A group exhibition at the Austrian Cultural Forum New York looks at the changing relationship between architecture and public space over the past five decades.
By Rachel Gallaher
VALIE EXPORT, Syntagma, 1983, 16mm film transferred to video, color, sound, 17 min, 3 sec., from the compilation METANOIA, courtesy Kontakt Collection, Vienna.
Opening today at the Austrian Cultural Forum New York (ACFNY), Spaces of No Control is an international group exhibition that explores the idea of the modern city and how both public space and architecture have evolved over the past 50 years as a result of modern technology. Mounted by Vienna-based curator, artist, and critic Walter Seidl, the show delves into topics surrounding hidden space, gender roles and exclusion, accessibility, how people interact with each other and their environments, and the politics accompanying the notion of public space.

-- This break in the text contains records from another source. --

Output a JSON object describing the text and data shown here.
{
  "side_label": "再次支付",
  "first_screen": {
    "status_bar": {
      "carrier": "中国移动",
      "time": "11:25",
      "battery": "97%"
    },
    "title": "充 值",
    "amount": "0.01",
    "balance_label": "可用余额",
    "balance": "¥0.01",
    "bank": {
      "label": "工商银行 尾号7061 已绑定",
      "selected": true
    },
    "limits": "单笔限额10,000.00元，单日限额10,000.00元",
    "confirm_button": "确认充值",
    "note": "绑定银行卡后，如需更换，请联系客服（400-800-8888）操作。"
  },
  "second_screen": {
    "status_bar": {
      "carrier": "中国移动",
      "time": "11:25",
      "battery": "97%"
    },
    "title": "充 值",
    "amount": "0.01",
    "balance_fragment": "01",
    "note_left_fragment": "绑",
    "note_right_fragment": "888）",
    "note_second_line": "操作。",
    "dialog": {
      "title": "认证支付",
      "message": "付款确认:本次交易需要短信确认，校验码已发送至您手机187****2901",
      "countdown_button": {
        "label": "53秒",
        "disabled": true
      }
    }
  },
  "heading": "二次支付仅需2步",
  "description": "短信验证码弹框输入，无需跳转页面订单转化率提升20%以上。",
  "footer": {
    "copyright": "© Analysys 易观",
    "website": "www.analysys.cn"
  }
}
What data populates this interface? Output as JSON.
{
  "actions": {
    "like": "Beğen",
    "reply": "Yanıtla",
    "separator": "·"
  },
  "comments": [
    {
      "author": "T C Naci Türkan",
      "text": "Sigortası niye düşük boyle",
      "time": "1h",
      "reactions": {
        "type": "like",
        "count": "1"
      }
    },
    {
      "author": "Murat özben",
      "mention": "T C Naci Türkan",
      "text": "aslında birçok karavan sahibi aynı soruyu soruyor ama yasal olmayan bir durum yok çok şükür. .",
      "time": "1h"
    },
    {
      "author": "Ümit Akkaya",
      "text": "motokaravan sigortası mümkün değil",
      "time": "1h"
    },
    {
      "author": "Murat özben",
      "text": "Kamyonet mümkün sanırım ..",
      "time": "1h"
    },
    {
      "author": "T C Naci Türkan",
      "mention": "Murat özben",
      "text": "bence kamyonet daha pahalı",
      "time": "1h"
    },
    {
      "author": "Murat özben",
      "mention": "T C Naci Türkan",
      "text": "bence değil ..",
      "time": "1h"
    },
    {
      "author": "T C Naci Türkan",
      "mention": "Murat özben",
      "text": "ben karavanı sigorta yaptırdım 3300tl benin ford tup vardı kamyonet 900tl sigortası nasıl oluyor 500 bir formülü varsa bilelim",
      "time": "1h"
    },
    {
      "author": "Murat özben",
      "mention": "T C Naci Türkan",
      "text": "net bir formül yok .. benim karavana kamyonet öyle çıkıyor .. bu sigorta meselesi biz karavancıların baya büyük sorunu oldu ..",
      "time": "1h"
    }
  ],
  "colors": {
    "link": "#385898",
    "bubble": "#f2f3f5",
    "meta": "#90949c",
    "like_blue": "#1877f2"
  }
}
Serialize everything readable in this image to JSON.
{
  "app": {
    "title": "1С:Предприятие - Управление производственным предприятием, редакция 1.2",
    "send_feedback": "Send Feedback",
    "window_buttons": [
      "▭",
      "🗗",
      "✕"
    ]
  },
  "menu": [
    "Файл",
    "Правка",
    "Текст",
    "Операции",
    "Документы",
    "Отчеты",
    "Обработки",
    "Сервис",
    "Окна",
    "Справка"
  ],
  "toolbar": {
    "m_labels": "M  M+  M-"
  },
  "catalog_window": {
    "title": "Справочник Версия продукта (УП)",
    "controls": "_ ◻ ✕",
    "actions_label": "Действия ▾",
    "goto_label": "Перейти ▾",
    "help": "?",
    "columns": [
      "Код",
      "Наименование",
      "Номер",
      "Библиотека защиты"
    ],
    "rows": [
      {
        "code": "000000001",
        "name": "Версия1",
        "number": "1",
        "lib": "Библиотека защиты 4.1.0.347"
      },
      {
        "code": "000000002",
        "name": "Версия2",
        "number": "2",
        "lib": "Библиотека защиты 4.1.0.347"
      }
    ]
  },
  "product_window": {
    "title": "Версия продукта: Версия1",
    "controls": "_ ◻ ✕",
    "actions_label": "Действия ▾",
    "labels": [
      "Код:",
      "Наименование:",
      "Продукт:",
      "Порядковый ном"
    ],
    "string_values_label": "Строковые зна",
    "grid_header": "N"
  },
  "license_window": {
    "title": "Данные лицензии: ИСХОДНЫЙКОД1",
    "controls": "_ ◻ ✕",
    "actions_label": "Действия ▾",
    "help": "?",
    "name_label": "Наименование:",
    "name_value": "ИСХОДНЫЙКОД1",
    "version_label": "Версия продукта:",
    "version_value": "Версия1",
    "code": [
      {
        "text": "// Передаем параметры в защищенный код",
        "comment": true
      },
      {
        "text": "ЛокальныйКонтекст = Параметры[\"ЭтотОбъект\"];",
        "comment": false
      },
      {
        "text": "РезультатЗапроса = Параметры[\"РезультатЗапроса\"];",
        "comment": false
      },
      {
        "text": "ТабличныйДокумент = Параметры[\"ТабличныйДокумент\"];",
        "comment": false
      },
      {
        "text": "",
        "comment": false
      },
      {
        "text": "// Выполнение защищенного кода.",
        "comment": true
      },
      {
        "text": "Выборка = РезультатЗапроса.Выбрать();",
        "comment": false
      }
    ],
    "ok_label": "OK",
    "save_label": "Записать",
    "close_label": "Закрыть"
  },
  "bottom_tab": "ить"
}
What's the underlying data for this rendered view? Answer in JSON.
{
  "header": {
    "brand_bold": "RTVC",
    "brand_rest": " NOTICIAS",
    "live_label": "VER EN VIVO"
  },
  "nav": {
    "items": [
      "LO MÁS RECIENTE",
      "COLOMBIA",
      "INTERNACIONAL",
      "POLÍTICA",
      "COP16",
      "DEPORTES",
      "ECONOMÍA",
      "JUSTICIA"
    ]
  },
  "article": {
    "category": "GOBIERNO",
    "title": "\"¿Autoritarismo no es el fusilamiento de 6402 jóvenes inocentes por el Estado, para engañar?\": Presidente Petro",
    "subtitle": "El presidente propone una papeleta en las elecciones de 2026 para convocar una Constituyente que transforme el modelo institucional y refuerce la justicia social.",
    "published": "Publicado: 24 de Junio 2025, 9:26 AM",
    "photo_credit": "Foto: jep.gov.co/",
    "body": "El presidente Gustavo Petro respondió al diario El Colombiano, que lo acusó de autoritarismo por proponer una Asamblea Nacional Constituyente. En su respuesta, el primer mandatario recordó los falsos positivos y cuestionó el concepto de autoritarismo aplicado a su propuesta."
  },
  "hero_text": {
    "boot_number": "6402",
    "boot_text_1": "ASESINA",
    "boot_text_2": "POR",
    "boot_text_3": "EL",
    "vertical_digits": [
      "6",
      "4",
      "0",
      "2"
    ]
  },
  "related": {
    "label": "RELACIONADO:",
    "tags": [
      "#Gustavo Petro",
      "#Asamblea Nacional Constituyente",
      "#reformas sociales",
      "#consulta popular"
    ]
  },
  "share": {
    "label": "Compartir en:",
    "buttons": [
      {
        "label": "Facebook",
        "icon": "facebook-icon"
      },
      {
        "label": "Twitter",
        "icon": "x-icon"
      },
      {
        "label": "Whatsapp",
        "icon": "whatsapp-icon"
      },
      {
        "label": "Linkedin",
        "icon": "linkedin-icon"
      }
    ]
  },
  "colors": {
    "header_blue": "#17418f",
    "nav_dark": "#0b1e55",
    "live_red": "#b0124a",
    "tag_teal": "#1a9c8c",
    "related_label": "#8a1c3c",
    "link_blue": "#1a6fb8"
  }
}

“The idea behind the concept was the ever-changing parameters of time and space,” says Seidl, “but also the result of many different forms of crisis that have happened over the past decades, not envisaging the current pandemic, which can be considered the epitome of it all. When choosing the works, I wanted to show artists from different places and decades, who not only deal with public, but also mental spaces. Thus, the concept of space as a fixed locus gets questioned as well.”
Spaces of No Control’s artists—including Hans Haacke, Francis Ruyter, Taryn Simon, and Kay Walkowiak—examine the histories of specific places and create a narrative on the defining architectural and social impressions over the urban structure. Works, including videos, paintings, installation, and photography, are positioned throughout all levels of the ACFNY building, which is notable for its unique design by architect Raimund Abraham.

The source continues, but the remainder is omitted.